¿No es la ciencia un lujo, acaso?
Muchos podrían pensar de esa manera.
Hace tan sólo unos días, el 1º de Mayo, en los actos por el Día Internacional de los Trabajadores, volvió a escucharse el reclamo de que el Estado uruguayo destine un 6% de su PBI a la educación y un 1% adicional al desarrollo científico.
Lo de la inversión en educación puede entenderse con bastante facilidad y el reclamo cuenta con un amplio apoyo popular. Pero, ¿por qué invertir tanto dinero en ciencia y tecnología, en un país con tantas necesidades sociales?
Pues porque la ciencia nos trae desarrollo, trabajo, mayor independencia (económica, tecnológica, etc.) y el ahorro de decenas, cientos, de miles de millones de dólares.
En febrero pasado Uruguay aprobó un insecticida con 100% de eficacia contra el picudo rojo en pruebas de campo.
El picudo rojo, una plaga importada desde Asia, está destrozando nuestras palmeras y nuestros palmares. Prácticamente todas nuestras palmeras. El mayor riesgo económico y ecológico sería un ataque masivo en los palmares de Rocha y potencialmente a los palmares del sur del Brasil, mucho más extensos que los de Rocha y de una importancia ecológica difícil de calcular.
Los tratamientos químicos son caros y casi imposibles de aplicar masivamente. En febrero pasado, nuestro país aprobó un nuevo tratamiento, el CreBIO 3, autorizado por el Ministerio de Ganadería (MGAP), basado en un hongo entomopatógeno, es decir, un microorganismo que infecta y mata insectos, en este caso al picudo rojo.
Este producto fue creado por un trabajo de investigación científica que comenzó en el año 2023, liderado por la ingeniera agrónoma uruguaya Alda Rodríguez. Este tratamiento es barato, no afecta a la natualeza y controla con mucha eficacia a esta plaga, protegiendo a nuestras palmeras.

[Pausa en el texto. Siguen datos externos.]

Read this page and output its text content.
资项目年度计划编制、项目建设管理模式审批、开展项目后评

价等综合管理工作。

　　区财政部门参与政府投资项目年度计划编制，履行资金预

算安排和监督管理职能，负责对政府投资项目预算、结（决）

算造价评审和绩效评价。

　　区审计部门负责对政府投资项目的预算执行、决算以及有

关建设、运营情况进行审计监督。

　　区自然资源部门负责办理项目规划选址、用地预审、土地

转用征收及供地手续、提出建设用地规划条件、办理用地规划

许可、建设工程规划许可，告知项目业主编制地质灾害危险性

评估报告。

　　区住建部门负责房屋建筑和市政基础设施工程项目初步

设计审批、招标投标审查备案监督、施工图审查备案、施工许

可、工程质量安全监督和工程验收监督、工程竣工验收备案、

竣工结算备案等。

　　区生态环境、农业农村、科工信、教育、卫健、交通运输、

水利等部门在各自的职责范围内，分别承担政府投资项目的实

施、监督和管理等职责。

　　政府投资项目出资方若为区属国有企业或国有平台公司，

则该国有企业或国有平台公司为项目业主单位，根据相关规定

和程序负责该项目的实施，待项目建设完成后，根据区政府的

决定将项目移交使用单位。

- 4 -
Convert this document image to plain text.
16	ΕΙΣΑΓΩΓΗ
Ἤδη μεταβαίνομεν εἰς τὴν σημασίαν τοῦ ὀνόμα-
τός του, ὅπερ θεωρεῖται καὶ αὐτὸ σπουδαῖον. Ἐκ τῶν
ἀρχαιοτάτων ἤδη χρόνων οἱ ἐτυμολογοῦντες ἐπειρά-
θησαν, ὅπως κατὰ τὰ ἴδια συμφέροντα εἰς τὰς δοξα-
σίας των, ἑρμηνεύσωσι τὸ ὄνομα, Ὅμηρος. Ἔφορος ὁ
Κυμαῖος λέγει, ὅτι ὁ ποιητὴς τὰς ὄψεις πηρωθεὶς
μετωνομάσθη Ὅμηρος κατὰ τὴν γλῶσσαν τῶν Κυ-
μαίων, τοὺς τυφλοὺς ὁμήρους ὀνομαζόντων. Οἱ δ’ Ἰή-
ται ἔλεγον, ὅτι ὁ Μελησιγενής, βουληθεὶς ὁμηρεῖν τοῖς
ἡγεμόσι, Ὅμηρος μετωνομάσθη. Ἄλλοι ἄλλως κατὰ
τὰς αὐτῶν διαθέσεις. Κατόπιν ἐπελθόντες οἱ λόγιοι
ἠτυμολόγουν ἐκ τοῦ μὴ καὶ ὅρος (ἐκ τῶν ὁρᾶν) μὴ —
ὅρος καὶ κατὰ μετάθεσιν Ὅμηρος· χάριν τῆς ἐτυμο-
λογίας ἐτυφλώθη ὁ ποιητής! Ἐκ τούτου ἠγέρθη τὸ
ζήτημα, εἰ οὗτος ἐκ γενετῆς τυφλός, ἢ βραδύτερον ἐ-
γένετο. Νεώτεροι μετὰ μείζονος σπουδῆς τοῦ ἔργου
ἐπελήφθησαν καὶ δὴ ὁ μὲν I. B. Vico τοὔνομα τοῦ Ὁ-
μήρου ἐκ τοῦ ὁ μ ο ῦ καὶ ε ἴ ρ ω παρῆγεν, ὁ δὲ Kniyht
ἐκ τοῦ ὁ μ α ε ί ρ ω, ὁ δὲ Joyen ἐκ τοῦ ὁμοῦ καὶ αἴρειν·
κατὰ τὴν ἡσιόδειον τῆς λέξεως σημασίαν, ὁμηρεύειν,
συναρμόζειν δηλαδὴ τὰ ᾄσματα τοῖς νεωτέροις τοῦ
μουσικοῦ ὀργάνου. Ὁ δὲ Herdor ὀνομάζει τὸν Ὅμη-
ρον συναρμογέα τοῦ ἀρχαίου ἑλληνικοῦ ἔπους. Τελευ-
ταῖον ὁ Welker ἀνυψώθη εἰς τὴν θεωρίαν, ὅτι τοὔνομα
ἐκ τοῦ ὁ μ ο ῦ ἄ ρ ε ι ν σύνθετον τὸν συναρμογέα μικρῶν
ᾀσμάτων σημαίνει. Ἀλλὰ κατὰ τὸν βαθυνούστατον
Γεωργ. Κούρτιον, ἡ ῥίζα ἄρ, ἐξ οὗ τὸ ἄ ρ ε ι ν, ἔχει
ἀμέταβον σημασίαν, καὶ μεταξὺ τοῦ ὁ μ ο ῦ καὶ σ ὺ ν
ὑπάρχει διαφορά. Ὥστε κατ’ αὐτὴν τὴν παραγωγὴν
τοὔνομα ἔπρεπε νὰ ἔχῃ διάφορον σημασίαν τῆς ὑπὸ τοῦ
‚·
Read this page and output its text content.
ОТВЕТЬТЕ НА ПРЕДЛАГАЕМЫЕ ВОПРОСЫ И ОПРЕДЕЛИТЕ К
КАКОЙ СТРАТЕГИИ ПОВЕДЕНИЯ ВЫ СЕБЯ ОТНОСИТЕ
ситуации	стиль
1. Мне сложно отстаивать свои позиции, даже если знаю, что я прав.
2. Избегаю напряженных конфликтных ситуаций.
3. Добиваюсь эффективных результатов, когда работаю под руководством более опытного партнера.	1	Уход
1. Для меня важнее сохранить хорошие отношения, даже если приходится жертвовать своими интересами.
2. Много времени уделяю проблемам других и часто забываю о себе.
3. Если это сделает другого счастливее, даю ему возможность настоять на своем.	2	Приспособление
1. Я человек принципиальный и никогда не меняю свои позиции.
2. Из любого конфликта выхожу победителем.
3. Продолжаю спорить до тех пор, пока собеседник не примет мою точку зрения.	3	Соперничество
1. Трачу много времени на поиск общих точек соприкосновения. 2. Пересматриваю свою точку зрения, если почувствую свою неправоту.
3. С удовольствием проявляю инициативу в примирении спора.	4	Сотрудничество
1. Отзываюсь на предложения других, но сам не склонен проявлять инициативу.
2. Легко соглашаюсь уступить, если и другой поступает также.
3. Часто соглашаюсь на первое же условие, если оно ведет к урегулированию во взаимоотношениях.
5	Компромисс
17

Este trabajo científico dio origen a un tratamiento que ya se utiliza ampliamente en el país y que potencialmente puede significar cientos o miles de millones de dólares por salvar a muchos millones de palmeras.
En el año 2020, un grupo de científicos uruguayos liderados por el joven investigador Gonzalo Moratorio, creó un test diagnóstico nacional para el virus de covid-19, que hacía estragos en todo el mundo.
La pandemia hizo que los pocos tests que existían en el mundo no sólo costaran una verdadera fortuna, sino que además, incluso pagando mucho dinero por ellos, era casi imposible conseguirlos.
Los tests uruguayos, producidos en nuestro país por muchos miles a una fracción del costo de los kits extranjeros, hicieron psoible salvar muchas vidas uruguayas.
Estos son sólo dos ejemplos de los muchos que pueden ejemplificar la importancia que el desarrollo científico tiene para el país.
Sin ir más lejos, nuestros principales rubros productivos, la base de nuestras exportaciones (la carne bovina, el arroz, la celulosa, los lácteos) no podrían alcanzar sus niveles de produccción actuales (tanto en calidad como en calidad) sin un fuerte apoyo de nuestro sistema científico y tecnológico.
La ciencia no es un lujo. La ciencia es una imprescindible inversión para cualquier país que quiera verdaderamente ser próspero e independiente.